Your private data needs a database that stays private
Data connectivity, security, and credential management for InfluxDB that's so simple it's deployed in minutes
You don't need to choose the lesser of two painful options
The value of a time series database like InfluxDB is that you can collect a lot of data, from a lot of places. But each new device or service means a network layer configuration update to allow it to write to InfluxDB: a new IP address to allow, updates to NACls and security groups. Or maybe you're managing access via a VPN instead and so you need to grant each service access to the VPN first. Multiply that network administration overhead across dozens, let alone thousands, of services and you've quickly got a situation where maintaining the tight network controls becomes unsustainable. You might be tempted to instead just put your private/on-prem InfluxDB server onto the internet with a public IP address. But if we've learnt anything over the past decade it is that databases should not be directly accessible from the public internet if you want the data in them to stay private.
A simpler design, with a reduced vulnerability surface
Ockam's approach to building secure systems means that your private InfluxDB database can stay private. You don't need to make any firewall changes, no application code changes, no infrastructure changes. Clients can attempt to establish a connection from anywhere and, if they pass your access control policy, will be granted the ability to establish a secure communication channel directly to your private database. Whether you're an embedded device manufacturer trying to send telemetry from devices all around the world, an organization with industrial IoT usage that's trying to connect sensors from OT networks across multiple sites, a cloud-first development team with a globally distributed microservices architecture... or anything in between... Ockam is a drop-in solution that can securely connect your systems in just minutes, and provides not just data encryption and privacy benefits but data integrity and authenticity for all messages that pass through the system too.
Private databases stay private
Your InfluxDB hasn't had its port exposed to the public internet, and so there is no route for third-parties to access your server.
Encrypted in transit
The secure channel that is established between your nodes is encrypted end-to-end. Each node generates its own cryptographic keys, and is issued its own unique credentials. They then use these to establish a mutually trusted secure channel between each other. By removing the dependency on a third-party service to store or distribute keys you're able to reduce your vulnerability surface area and eliminate single points of failure.
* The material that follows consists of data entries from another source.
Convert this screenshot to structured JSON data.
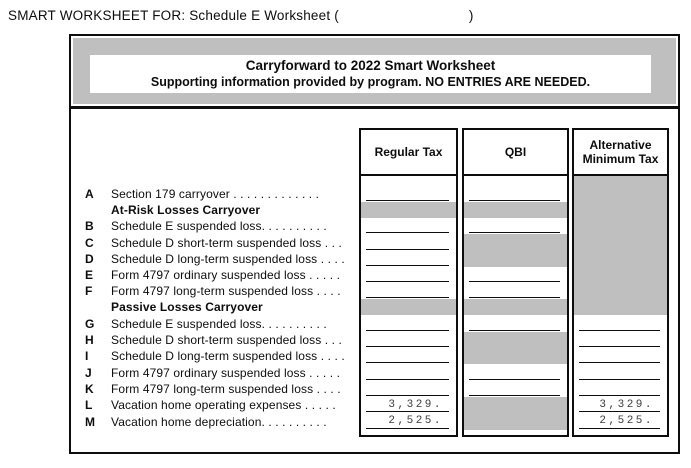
{
  "topline": {
    "label": "SMART WORKSHEET FOR: Schedule E Worksheet",
    "paren_open": "(",
    "paren_close": ")",
    "blank_value": ""
  },
  "title": {
    "heading": "Carryforward to 2022 Smart Worksheet",
    "subheading": "Supporting information provided by program. NO ENTRIES ARE NEEDED."
  },
  "columns": [
    {
      "id": "regular_tax",
      "label": "Regular Tax"
    },
    {
      "id": "qbi",
      "label": "QBI"
    },
    {
      "id": "amt",
      "label": "Alternative Minimum Tax"
    }
  ],
  "colors": {
    "shaded": "#bfbfbf",
    "ink": "#0d0d0d",
    "value_ink": "#3c3c3c"
  },
  "rows": [
    {
      "letter": "A",
      "tall": true,
      "label": "Section 179 carryover . . . . . . . . . . . . .",
      "cells": {
        "regular_tax": {
          "state": "entry",
          "value": ""
        },
        "qbi": {
          "state": "entry",
          "value": ""
        },
        "amt": {
          "state": "shaded",
          "value": ""
        }
      }
    },
    {
      "heading": true,
      "label": "At-Risk Losses Carryover",
      "cells": {
        "regular_tax": {
          "state": "shaded",
          "value": ""
        },
        "qbi": {
          "state": "shaded",
          "value": ""
        },
        "amt": {
          "state": "shaded",
          "value": ""
        }
      }
    },
    {
      "letter": "B",
      "label": "Schedule E suspended loss. . . . . . . . . .",
      "cells": {
        "regular_tax": {
          "state": "entry",
          "value": ""
        },
        "qbi": {
          "state": "entry",
          "value": ""
        },
        "amt": {
          "state": "shaded",
          "value": ""
        }
      }
    },
    {
      "letter": "C",
      "label": "Schedule D short-term suspended loss  . . .",
      "cells": {
        "regular_tax": {
          "state": "entry",
          "value": ""
        },
        "qbi": {
          "state": "shaded",
          "value": ""
        },
        "amt": {
          "state": "shaded",
          "value": ""
        }
      }
    },
    {
      "letter": "D",
      "label": "Schedule D long-term suspended loss . . . .",
      "cells": {
        "regular_tax": {
          "state": "entry",
          "value": ""
        },
        "qbi": {
          "state": "shaded",
          "value": ""
        },
        "amt": {
          "state": "shaded",
          "value": ""
        }
      }
    },
    {
      "letter": "E",
      "label": "Form 4797 ordinary suspended loss . . . . .",
      "cells": {
        "regular_tax": {
          "state": "entry",
          "value": ""
        },
        "qbi": {
          "state": "entry",
          "value": ""
        },
        "amt": {
          "state": "shaded",
          "value": ""
        }
      }
    },
    {
      "letter": "F",
      "label": "Form 4797 long-term suspended loss  . . . .",
      "cells": {
        "regular_tax": {
          "state": "entry",
          "value": ""
        },
        "qbi": {
          "state": "entry",
          "value": ""
        },
        "amt": {
          "state": "shaded",
          "value": ""
        }
      }
    },
    {
      "heading": true,
      "label": "Passive Losses Carryover",
      "cells": {
        "regular_tax": {
          "state": "shaded",
          "value": ""
        },
        "qbi": {
          "state": "shaded",
          "value": ""
        },
        "amt": {
          "state": "shaded",
          "value": ""
        }
      }
    },
    {
      "letter": "G",
      "label": "Schedule E suspended loss. . . . . . . . . .",
      "cells": {
        "regular_tax": {
          "state": "entry",
          "value": ""
        },
        "qbi": {
          "state": "entry",
          "value": ""
        },
        "amt": {
          "state": "entry",
          "value": ""
        }
      }
    },
    {
      "letter": "H",
      "label": "Schedule D short-term suspended loss  . . .",
      "cells": {
        "regular_tax": {
          "state": "entry",
          "value": ""
        },
        "qbi": {
          "state": "shaded",
          "value": ""
        },
        "amt": {
          "state": "entry",
          "value": ""
        }
      }
    },
    {
      "letter": "I",
      "label": "Schedule D long-term suspended loss . . . .",
      "cells": {
        "regular_tax": {
          "state": "entry",
          "value": ""
        },
        "qbi": {
          "state": "shaded",
          "value": ""
        },
        "amt": {
          "state": "entry",
          "value": ""
        }
      }
    },
    {
      "letter": "J",
      "label": "Form 4797 ordinary suspended loss . . . . .",
      "cells": {
        "regular_tax": {
          "state": "entry",
          "value": ""
        },
        "qbi": {
          "state": "entry",
          "value": ""
        },
        "amt": {
          "state": "entry",
          "value": ""
        }
      }
    },
    {
      "letter": "K",
      "label": "Form 4797 long-term suspended loss  . . . .",
      "cells": {
        "regular_tax": {
          "state": "entry",
          "value": ""
        },
        "qbi": {
          "state": "entry",
          "value": ""
        },
        "amt": {
          "state": "entry",
          "value": ""
        }
      }
    },
    {
      "letter": "L",
      "label": "Vacation home operating expenses  . . . . .",
      "cells": {
        "regular_tax": {
          "state": "entry",
          "value": "3,329."
        },
        "qbi": {
          "state": "shaded",
          "value": ""
        },
        "amt": {
          "state": "entry",
          "value": "3,329."
        }
      }
    },
    {
      "letter": "M",
      "label": "Vacation home depreciation. . . . . . . . . .",
      "cells": {
        "regular_tax": {
          "state": "entry",
          "value": "2,525."
        },
        "qbi": {
          "state": "shaded",
          "value": ""
        },
        "amt": {
          "state": "entry",
          "value": "2,525."
        }
      }
    }
  ]
}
Identity & Attribute Based Access Control
Authorization to even establish a route to the InfluxDB database is tied to the unique identity of the client requesting access, which is both more flexible in terms of supporting modern and often dynamic deployment approaches and also more clearly aligns with your intentions around access control. If the client is able to establish trust that they are who they say they are then they are able to route their packets to the database. Contrast that to historical approaches with _permanent_ access decisions based on assumptions about the remote network (e.g. is this request coming from an IP addess we have pre-authorized?). This is in addition to the authentication and authorization controls on the InfluxDB database itself which will continue to work as they always have.
Secure-by-design
The combination of all of the above means that the only way to access the InfluxDB database is over a secure channel, which means all communication is encrypted in transit irrespective of any misconfiguration at either end (e.g., HTTP/TLS not being enabled). And because each node exchanges credentials with each other rather than sharing a common certificate or shared encryption key you can also be sure that no other parties in the supply-chain are able to modify the data in transit. The data you receive at the consumer is exactly what was sent by your clients. And that only authorized clients can write to InfluxDB, ensuring that the data in your topic is highly trustworthy.
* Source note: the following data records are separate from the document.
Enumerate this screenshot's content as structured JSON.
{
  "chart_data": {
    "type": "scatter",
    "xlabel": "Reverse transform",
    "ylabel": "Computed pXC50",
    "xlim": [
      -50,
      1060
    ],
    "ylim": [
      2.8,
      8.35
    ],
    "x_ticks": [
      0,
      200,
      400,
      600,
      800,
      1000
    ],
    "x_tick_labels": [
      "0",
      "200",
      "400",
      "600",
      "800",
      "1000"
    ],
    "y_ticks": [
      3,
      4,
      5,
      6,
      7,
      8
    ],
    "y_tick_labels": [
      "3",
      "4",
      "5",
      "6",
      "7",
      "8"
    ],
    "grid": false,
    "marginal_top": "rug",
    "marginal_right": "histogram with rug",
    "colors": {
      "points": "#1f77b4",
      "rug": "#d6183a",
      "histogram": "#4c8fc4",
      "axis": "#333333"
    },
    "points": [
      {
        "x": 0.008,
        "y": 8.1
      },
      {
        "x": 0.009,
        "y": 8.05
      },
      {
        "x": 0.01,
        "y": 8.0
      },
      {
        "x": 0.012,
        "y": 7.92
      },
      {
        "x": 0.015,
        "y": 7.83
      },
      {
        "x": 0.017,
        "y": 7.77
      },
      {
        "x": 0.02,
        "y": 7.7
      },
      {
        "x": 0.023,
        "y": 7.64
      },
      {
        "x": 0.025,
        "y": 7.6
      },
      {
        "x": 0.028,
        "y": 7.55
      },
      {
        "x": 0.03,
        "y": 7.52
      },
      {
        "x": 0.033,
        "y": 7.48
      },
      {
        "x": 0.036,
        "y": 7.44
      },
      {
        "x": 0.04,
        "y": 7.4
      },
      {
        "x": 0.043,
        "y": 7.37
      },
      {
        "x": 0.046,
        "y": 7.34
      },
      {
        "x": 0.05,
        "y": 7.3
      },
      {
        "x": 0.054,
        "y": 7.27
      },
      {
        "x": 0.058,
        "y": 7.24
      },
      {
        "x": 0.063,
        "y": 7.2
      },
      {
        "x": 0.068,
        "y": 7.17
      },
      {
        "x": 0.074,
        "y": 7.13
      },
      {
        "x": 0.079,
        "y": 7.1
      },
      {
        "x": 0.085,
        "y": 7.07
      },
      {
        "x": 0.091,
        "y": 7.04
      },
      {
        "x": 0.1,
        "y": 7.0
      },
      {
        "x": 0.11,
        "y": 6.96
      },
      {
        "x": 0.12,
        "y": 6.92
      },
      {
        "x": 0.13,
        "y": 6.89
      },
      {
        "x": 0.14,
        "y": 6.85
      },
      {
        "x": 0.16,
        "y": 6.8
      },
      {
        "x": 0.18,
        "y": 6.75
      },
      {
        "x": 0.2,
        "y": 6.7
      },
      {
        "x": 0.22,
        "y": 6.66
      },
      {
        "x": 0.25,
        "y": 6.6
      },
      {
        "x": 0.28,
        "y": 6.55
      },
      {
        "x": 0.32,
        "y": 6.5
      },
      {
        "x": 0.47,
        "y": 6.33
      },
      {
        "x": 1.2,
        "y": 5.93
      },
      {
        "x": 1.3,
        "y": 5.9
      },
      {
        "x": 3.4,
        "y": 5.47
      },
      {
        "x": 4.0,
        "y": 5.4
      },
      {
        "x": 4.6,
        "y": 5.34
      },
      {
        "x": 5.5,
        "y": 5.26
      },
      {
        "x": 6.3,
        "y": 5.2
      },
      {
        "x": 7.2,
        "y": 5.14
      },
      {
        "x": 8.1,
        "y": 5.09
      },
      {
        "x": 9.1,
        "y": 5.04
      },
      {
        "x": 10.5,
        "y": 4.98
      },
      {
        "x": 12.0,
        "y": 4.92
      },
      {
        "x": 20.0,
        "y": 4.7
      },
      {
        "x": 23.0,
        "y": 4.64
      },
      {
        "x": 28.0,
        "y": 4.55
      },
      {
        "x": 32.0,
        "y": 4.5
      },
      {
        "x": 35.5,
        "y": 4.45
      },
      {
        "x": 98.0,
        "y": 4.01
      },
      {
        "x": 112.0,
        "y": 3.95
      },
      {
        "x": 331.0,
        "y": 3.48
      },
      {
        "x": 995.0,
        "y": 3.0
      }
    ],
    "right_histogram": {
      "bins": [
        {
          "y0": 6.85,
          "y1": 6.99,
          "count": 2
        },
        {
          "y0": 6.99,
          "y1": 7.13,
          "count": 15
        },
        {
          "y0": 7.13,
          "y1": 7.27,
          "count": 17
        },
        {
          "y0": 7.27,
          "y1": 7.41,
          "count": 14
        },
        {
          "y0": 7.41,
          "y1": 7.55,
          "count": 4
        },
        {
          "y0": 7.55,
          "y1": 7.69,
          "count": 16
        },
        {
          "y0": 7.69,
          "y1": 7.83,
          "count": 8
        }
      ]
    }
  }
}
Reduced vulnerability surface area
Ockam simplifies client access concerns by exposing all remote services as local services. We call this virtual adjacency. When all remote components of an application become virtually adjacent to every other component, then the security and trust complexity of the entire network, the entire infrastructure, the entire internet is completely abstracted away. All third party intermediaries are removed from the app's vulnerability surface.